Denodo Data Consolidation & Denormalization

Denodo Data Consolidation & Denormalization
Denodo Data Consolidation & Denormalization

As the data modeling process in denodo moves through the conceptual layers of the data warehouse, there is an evolution of the data structure and their associated metadata.

The Base Layer

As the modeling process begins the base layer is the ingestion layer, where the source system data structures are recreated in denodo and field are transformed in denodo Virtual Query Language (VQL) data types. the Business layer is what folks with a traditional data warehousing background would think of as Staging or landing. These base layer views should most closely mirror the technical structure and data characteristics of the input data source and will be the least business friend in their organization, naming, and metadata.

The Semantics layer

The semantics layer is where the major data reorganization, data transformation, and the application of business friend field names and metadata begins. The semantics layer is what folks with a traditional data warehousing background would think of as the Data Warehouse (DW) or Enterprise Data Warehouse (EDW). The semantics layer of the logical data warehouse (LDW) performs serval tasks:

  • Data from multiple input sources are consolidated
  • The model becomes multi-dimensional (Fact and Dimension oriented)
  • Field names and descriptive metadata are changed to meaningful, domain normalized, business-friendly names and descriptions.
  • Domain normalizing business rules and transformations are applied.
  • Serves as a data source for the business layer and reporting layer.

The Business Layer

The business layer, which is considered optional by denodo, is modeled along a more narrow business subject orientation and more specialized business rules are applied. This is what folks with a traditional data warehousing background would think of as a Datamart (DM).
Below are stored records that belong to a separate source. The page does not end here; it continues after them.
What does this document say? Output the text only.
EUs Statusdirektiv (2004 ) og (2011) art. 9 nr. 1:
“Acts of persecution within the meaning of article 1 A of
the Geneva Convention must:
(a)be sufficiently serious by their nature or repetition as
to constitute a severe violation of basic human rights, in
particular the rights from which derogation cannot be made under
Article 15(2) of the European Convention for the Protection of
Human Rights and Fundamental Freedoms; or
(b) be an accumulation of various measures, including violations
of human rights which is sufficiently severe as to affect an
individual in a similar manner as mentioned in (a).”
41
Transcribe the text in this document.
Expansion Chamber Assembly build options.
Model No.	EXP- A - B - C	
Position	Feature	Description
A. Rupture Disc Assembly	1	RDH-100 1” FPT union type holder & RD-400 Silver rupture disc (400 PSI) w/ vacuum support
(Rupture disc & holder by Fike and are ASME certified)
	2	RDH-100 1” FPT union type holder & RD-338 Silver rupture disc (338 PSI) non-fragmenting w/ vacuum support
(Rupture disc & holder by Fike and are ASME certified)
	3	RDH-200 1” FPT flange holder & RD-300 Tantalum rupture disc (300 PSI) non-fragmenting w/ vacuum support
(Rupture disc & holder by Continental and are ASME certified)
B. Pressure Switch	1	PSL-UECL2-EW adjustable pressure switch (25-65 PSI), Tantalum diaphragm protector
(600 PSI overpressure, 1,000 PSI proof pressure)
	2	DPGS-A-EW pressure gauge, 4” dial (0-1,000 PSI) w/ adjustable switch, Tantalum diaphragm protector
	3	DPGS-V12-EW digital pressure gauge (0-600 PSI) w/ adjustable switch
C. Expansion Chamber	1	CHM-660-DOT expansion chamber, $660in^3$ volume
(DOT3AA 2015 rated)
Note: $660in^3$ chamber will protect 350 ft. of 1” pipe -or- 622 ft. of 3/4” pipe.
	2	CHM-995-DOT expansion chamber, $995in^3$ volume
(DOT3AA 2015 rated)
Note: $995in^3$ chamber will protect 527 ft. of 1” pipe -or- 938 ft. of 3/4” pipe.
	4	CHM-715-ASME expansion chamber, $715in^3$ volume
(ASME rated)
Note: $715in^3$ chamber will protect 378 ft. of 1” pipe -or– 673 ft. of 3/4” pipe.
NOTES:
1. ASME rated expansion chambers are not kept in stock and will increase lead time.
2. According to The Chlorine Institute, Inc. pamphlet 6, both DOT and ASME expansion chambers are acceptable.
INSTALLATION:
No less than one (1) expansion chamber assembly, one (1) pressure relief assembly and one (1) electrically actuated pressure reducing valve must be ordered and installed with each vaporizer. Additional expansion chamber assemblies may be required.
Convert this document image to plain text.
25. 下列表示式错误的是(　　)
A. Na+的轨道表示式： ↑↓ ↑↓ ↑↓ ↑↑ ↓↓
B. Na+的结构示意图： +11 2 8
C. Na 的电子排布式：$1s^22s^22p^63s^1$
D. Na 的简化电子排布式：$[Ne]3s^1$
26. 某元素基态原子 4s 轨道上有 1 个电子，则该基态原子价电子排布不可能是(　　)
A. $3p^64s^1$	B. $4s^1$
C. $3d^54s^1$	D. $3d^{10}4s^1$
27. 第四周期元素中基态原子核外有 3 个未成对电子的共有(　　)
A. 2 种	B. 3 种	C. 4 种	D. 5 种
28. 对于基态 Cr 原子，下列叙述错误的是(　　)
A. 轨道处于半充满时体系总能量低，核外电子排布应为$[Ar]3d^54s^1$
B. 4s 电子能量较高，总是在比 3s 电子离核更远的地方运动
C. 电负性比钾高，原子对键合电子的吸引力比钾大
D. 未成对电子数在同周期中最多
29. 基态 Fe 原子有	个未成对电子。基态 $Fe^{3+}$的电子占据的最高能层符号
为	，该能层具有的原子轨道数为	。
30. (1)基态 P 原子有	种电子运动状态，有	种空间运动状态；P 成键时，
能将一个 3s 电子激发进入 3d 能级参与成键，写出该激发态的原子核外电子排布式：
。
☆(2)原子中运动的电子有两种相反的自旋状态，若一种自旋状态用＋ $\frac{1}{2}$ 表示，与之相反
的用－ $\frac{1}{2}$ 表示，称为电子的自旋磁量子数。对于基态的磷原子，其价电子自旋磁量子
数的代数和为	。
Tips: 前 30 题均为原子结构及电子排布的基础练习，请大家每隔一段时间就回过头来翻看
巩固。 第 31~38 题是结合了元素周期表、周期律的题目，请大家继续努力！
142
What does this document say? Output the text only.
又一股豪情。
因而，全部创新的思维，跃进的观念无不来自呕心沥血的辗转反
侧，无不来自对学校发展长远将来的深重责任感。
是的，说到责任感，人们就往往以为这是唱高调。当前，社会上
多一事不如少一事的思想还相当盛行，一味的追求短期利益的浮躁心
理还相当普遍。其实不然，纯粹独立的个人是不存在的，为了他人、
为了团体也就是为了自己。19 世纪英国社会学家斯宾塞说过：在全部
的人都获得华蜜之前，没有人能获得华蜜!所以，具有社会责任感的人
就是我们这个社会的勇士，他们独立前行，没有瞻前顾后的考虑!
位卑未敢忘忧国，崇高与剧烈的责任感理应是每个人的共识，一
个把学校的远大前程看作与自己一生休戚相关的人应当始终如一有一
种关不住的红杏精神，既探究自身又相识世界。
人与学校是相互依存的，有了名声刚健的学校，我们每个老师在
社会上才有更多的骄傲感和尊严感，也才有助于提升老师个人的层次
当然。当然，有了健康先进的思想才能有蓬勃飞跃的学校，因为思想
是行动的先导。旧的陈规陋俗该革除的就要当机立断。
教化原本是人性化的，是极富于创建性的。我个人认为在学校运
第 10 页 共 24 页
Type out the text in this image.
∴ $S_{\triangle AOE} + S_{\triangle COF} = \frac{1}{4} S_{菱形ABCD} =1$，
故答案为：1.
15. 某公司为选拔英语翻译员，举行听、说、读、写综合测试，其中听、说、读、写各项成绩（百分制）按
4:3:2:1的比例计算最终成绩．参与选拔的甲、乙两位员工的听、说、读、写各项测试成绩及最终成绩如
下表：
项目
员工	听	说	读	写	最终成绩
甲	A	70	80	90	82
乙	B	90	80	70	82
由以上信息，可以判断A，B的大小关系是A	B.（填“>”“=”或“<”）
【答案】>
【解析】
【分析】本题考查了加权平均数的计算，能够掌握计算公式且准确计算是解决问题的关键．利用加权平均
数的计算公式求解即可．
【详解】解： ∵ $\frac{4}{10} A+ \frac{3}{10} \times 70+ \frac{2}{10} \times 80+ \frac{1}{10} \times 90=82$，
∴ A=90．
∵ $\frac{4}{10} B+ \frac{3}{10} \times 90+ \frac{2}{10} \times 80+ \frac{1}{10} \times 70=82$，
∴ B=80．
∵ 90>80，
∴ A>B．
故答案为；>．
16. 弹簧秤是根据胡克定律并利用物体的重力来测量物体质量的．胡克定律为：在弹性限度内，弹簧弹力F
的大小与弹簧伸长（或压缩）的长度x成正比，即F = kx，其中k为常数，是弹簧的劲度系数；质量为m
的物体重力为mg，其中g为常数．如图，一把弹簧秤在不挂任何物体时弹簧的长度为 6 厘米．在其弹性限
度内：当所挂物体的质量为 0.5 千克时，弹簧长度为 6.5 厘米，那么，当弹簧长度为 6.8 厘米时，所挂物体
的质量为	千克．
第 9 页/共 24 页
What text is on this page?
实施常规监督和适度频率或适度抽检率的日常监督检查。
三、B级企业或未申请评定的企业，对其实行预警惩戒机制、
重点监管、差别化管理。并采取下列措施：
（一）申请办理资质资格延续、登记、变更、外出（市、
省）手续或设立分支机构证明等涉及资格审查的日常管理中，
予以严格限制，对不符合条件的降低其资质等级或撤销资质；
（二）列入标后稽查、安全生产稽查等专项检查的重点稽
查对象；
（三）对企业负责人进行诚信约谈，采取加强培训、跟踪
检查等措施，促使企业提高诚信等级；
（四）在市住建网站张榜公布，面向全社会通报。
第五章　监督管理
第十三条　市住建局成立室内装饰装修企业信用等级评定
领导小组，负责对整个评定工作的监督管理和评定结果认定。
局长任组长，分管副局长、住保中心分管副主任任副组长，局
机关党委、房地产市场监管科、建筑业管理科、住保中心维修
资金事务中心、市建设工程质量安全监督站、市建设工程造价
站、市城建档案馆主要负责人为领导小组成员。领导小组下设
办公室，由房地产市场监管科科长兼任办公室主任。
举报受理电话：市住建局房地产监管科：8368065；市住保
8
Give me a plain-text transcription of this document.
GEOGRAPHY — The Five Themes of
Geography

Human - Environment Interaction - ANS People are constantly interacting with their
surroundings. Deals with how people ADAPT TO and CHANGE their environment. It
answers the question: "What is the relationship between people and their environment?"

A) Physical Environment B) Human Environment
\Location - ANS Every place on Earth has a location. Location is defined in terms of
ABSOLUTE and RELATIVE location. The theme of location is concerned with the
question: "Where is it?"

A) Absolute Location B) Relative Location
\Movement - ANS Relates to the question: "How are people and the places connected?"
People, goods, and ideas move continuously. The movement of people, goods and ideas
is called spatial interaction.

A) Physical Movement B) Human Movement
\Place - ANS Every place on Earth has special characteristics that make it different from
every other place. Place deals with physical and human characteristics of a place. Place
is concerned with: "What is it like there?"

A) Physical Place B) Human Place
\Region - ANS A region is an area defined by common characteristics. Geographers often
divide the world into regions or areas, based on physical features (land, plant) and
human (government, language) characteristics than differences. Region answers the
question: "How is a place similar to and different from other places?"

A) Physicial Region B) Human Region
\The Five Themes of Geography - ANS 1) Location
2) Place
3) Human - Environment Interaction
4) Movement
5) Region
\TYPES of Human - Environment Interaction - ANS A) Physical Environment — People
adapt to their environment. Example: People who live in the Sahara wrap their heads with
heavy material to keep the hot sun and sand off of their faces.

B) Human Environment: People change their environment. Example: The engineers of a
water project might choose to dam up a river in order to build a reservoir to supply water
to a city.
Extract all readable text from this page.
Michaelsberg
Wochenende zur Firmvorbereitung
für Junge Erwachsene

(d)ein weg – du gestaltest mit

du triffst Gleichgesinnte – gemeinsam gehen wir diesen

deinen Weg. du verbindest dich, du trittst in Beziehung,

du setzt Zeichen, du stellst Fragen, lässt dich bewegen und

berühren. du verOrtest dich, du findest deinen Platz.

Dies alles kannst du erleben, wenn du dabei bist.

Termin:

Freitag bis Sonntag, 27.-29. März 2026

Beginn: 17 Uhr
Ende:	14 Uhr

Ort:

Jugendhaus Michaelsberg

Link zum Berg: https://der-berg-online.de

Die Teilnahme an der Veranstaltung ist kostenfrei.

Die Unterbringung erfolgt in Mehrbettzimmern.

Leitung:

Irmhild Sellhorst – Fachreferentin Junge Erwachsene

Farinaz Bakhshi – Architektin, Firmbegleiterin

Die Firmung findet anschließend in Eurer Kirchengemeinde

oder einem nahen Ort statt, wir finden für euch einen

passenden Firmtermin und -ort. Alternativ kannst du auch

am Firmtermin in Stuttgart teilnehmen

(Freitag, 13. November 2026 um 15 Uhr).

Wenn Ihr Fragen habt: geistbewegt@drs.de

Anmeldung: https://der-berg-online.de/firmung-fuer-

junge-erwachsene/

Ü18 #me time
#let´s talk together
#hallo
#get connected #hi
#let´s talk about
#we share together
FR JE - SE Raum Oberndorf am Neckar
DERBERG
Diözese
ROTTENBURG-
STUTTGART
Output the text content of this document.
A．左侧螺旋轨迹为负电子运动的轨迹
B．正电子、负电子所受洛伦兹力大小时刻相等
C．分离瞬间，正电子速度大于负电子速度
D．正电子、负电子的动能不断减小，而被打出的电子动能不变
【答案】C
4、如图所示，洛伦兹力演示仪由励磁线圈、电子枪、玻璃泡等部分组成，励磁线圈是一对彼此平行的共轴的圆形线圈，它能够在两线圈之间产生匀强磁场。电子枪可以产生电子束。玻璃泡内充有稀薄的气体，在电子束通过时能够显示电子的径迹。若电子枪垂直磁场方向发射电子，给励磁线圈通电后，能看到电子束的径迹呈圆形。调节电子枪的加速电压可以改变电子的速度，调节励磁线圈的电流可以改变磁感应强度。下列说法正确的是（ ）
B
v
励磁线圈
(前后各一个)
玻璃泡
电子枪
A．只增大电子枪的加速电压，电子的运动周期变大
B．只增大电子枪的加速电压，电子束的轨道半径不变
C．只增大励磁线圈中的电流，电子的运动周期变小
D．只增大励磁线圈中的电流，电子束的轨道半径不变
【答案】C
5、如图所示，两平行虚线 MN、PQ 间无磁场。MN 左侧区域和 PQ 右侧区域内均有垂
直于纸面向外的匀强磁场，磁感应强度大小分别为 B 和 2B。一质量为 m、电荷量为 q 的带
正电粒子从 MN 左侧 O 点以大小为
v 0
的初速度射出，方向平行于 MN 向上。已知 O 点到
The business layer of the logical data warehouse (LDW) performs serval tasks:

  • Limits and optimizes the data to facilitate business intelligence and report activities concerning a specific line of business or business topic (e.g. Financials, Human Resources, Inventory, Asset management, etc. )
  • Business-specific/customized rules and metadata are applied
  • Supplements the semantic layer and serves as a data source for the reporting layer.
  • Additional data consolidation and data structure denormalization (flattening) may occur in the business layer

The Reporting Layer

The reporting layer, which is considered optional by denodo, is the most customized layer and sees the most reporting topic specialization and specific need transformation. The reporting layer is where a traditional data warehousing may provide customized reporting, or system interface views, interface ETL’s to produce interface files, and reporting team do more of their own development.

The reporting layer of the logical data warehouse (LDW) performs serval tasks:

  • Provides consumer-specific customized rules and metadata
  • Provides consumer-specific data organization/layouts
  • Data is optimized for consumer purposes and may be highly or entirely denormalized to meet consumer needs.

Denodo Best Practices For Base Views

The denodo “Base Layer” in the Logical Data Warehouse (LDW) can be thought of as the Data Staging local layer in a more traditional data warehouse (DW) development pattern.  The Base layer is the level at which the source system data structures are transformed into denodo field types and the source data structures are rendered as created in base views (bv).

Base views (bv), the first step in virtualizing data, are the denodo structures reflecting the source system structure and the second step behind the data source connection and, therefore, are essential elements for the other layers of the Logical Data Warehouse (LDW).  To provide some guidance to facilitate the usefulness and performance of base views here are some best practices:

  • Use consistent Object Naming conventions.  It is strongly recommended that the denodo standard naming conventions be used.
  • Import and or create the Primary Keys (PK), Foreign Keys (FK), and Associations.
  • Have Statistics Collection been set and include all critical fields?
  • Base views, as a rule, should not be cached unless absolutely necessary for reasons of performance.
  • Create indexes on Primary Keys (PK), Surrogate keys, and Foreign Keys (FK)
  • Create performance Indexes to mirror sources system to improve performance.
  • Populate view Metadata properties describing the type and the nature of the data which the view contains. Note:  if you have a governance team, they may want to manage the metadata in the denodo data catalog.
  • Retain the original table name (applying naming convention prefix and field names to facilitate data Lineage traceability.?
  • Use denodo tools against tables, where possible, rather than (Manual) SQL views, Database views, or Stored Procedure.  Denodo cannot rewrite or optimize these objects.
  • Field metadata should be annotated with “Not Used” if the field is always null, blank, or empty.  This saves time and labor when working with levels and researching data issues

Related Reference

Denodo Data Catalog Roles

The denodo catalog provides the data governance and self-service capabilities to supplement the denodo Virtual DataPort (VDP) core capabilities. Six roles provide the ability to assign or deny capabilities with the denodo data catalog and supplement the database, row, and column security and permissions of denodo Virtual DataPort (VDP).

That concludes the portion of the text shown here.